A Babbo

Fra un mese è Natale. Fra un po’ ci prepareremo ad addobbare casa con Albero e Presepio. Tra i personaggi che faranno capolino nel presepio, ecco S. Giuseppe. Lo vedremo per un mese nel presepio, poi arrivata l’epifania, sparisce per poi ricordarci di Lui il 19 marzo, giorno a Lui dedicato e ricordato come patrono dei papà.  Un Santo spesso messo ai margini, per quanto la Chiesa l’abbia posto come protettore. Un Santo di cui poco si sa, poco si parla. Dio comunica con Lui, sempre in sogno e tramite un Angelo. Di Lui si perdono notizie dopo il racconto del ritrovamento di Gesù al Tempio. Però, tanto ha fatto, perché per tutta la vita, è stato il Padre terreno di Cristo, l’ha protetto e difeso.

Non è un caso, appunto che sia il protettore dei papà.

I papà (ovviamente quelli che oltre a diventarlo, lo sono perché presenti), sono un po’ così: silenziosamente presenti, pronti a tutto per la famiglia, ma allo stesso tempo coscienti che il loro posto è spesso invisibile.

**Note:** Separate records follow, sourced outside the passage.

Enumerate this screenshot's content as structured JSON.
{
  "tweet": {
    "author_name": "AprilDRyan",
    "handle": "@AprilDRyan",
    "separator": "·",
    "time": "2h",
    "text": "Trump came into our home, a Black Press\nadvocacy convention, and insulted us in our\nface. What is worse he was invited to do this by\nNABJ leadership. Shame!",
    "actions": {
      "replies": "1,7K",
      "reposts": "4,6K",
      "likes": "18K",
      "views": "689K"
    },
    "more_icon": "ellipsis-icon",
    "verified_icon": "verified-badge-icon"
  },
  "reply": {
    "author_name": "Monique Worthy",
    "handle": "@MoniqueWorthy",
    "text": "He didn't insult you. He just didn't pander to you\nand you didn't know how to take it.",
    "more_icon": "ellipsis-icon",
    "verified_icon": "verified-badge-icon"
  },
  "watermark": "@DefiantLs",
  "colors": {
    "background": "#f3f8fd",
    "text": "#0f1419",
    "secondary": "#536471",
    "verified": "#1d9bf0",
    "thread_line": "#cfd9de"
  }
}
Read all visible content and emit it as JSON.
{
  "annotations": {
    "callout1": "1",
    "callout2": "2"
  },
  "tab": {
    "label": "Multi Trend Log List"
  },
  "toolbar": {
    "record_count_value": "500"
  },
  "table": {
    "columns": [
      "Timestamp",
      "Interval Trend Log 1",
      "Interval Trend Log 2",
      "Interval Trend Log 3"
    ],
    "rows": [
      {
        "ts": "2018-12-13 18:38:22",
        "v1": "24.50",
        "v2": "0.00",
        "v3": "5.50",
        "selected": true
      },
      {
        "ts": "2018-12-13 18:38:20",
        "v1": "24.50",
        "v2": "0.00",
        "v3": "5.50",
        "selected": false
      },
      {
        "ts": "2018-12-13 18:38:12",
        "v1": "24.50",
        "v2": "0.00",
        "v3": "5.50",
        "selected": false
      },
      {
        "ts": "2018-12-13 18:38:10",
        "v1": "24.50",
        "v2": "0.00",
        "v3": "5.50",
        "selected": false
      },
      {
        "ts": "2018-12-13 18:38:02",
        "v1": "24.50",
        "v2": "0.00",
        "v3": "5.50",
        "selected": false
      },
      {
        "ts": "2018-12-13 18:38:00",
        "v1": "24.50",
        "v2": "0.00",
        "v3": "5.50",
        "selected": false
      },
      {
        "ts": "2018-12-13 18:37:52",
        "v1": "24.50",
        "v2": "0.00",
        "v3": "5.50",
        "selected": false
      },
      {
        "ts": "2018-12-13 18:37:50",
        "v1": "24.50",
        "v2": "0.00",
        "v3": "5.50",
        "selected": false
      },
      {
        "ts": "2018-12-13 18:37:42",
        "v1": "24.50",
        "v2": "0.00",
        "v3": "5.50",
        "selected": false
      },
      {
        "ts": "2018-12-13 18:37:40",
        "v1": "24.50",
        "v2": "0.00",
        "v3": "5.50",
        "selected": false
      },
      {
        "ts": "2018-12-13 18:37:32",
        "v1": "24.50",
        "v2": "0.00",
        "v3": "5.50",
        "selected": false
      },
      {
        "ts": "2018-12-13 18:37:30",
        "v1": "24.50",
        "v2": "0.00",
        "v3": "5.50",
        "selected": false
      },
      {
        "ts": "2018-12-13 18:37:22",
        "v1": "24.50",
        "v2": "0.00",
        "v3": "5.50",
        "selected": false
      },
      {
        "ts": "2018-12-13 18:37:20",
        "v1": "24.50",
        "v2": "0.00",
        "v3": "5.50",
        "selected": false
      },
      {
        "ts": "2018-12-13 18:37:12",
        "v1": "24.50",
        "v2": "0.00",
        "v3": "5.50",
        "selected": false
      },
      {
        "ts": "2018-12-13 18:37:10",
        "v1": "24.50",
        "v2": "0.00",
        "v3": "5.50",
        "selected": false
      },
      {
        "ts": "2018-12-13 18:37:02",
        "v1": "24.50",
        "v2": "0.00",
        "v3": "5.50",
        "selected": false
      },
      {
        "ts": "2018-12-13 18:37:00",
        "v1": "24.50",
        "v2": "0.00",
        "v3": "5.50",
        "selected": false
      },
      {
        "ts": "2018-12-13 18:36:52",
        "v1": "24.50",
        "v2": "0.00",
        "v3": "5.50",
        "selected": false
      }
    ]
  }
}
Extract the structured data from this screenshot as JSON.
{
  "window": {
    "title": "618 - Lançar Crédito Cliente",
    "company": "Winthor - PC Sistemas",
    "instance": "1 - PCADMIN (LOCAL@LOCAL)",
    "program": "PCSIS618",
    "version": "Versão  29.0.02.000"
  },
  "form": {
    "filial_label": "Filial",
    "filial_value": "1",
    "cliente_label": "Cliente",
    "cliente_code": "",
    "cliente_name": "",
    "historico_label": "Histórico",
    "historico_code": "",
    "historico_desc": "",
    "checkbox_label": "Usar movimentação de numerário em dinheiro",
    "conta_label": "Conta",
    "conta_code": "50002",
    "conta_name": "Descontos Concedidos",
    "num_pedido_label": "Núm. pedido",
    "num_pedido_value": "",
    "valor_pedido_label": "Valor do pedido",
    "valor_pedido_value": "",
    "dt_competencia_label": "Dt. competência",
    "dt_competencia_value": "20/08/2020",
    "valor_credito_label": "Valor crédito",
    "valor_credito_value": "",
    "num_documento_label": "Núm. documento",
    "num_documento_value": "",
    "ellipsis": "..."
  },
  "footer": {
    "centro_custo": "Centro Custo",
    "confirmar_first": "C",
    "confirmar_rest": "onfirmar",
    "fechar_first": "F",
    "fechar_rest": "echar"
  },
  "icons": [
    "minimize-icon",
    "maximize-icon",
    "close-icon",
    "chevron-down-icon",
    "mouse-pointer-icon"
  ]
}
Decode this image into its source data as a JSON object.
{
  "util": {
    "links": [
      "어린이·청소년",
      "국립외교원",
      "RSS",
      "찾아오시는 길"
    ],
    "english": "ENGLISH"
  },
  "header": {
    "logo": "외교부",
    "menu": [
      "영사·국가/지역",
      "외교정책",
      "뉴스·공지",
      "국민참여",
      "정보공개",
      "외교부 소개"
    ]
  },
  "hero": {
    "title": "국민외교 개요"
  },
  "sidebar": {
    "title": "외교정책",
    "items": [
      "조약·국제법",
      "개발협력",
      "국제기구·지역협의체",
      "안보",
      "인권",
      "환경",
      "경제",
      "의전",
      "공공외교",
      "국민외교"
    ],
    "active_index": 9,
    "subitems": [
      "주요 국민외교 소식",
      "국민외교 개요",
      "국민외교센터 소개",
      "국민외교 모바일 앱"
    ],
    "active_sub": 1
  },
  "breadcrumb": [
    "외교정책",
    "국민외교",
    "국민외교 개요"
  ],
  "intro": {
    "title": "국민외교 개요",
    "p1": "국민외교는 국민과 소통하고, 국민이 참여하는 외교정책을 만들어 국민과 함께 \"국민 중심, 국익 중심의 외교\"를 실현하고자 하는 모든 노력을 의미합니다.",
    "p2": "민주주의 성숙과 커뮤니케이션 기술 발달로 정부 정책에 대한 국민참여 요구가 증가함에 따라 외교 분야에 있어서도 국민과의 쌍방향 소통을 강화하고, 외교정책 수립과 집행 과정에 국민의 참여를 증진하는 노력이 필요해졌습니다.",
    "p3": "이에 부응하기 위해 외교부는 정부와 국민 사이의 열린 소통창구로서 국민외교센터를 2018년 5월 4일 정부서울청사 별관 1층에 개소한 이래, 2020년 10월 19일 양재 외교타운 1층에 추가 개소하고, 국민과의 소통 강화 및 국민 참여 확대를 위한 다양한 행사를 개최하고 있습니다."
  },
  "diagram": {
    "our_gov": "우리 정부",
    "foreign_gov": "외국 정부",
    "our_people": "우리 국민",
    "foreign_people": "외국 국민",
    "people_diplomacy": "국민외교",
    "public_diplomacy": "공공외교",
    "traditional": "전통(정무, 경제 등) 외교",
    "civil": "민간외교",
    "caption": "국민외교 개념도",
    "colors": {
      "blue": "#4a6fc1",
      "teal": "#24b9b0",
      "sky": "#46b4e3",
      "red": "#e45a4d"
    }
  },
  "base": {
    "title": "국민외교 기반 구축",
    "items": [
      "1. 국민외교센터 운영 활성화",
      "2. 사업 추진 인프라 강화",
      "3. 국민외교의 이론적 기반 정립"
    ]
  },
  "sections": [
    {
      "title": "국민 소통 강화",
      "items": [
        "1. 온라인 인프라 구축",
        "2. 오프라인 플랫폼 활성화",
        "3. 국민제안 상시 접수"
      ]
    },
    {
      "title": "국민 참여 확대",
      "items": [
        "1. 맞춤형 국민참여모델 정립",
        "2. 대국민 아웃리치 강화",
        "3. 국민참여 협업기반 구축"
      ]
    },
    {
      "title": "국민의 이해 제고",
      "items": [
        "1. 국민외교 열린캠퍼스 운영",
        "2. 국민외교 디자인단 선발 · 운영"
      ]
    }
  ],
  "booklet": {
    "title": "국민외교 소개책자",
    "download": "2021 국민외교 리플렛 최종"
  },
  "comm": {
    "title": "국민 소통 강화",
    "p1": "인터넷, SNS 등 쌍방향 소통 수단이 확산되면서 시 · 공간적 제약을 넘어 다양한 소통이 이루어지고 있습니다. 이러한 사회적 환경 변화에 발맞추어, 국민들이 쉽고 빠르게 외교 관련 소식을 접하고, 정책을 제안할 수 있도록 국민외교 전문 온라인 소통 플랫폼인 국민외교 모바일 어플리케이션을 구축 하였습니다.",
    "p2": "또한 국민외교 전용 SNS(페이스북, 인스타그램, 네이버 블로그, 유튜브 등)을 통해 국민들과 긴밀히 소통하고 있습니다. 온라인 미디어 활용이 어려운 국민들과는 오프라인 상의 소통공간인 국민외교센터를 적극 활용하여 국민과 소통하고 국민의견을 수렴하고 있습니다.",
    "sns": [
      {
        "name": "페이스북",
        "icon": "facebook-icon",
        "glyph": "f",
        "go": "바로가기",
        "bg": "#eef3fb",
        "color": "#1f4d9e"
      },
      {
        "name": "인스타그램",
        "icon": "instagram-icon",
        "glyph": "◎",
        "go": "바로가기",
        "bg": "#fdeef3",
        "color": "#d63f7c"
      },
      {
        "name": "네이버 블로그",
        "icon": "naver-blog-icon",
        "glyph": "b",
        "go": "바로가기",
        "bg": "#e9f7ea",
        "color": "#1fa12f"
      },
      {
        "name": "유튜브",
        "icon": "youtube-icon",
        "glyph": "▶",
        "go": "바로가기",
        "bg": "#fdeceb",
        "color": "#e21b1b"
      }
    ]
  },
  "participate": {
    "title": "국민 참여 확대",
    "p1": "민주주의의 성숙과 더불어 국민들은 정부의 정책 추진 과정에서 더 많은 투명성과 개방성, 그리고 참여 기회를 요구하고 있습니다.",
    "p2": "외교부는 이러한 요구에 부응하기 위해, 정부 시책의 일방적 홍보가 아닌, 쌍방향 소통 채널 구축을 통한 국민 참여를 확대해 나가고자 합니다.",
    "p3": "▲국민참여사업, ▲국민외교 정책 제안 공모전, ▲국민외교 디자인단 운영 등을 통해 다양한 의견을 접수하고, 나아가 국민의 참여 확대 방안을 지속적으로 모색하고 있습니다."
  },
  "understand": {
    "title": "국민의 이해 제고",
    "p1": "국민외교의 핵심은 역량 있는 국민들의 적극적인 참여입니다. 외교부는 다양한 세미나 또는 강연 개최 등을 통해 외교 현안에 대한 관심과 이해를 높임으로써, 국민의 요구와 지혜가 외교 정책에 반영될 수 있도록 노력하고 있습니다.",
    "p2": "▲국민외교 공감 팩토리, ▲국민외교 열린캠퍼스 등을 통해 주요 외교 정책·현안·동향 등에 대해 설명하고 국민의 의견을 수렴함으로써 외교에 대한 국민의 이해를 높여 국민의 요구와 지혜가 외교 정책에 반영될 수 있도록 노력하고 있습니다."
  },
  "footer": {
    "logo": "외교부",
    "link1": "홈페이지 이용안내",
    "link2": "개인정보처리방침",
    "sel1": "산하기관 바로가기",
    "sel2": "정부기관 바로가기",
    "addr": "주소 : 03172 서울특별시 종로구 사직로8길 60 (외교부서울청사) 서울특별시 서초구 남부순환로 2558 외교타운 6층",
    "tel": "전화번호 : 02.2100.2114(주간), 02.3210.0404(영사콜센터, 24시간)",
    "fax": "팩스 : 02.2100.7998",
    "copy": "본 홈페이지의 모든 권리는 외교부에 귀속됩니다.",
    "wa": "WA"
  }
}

Un po’ come il compianto Principe Filippo, che per tutta la vita camminava due passi indietro alla Regina Elisabetta, i papà vanno avanti sapendo che la mamma avrà sempre un posto di prima file per i propri figli.

E’ una cosa naturale, e lo dico perché prima di essere papà, sono stato figlio anche io, e la mamma……è sempre la mamma. Non lo dico con vittimismo o rammarico; è così ed è giusto sia così. Saranno quei nove mesi che trascorriamo dentro il grembo materno.

Crescendo ci si scontra qualche volta con il papà, forse perché senza accorgercene, siamo simili anche se non lo ammettiamo, anche se non l’accettiamo. Vediamo quello che i papà fanno, li amiamo, ma quella riservatezza, quel muoversi silenziosamente, quasi cela quanto il papà fa, e quanto il papà è.

Però, poi un giorno succede una cosa che forse qualche volta hai messo in conto: arriva la telefonata di uno dei tuoi fratelli che ti comunica che babbo è stato male, e che sta arrivando l’ambulanza. Sali in macchina e fai quei trenta chilometri in non so quanto tempo. In quel tempo ti passa la vita davanti, ti senti smarrito.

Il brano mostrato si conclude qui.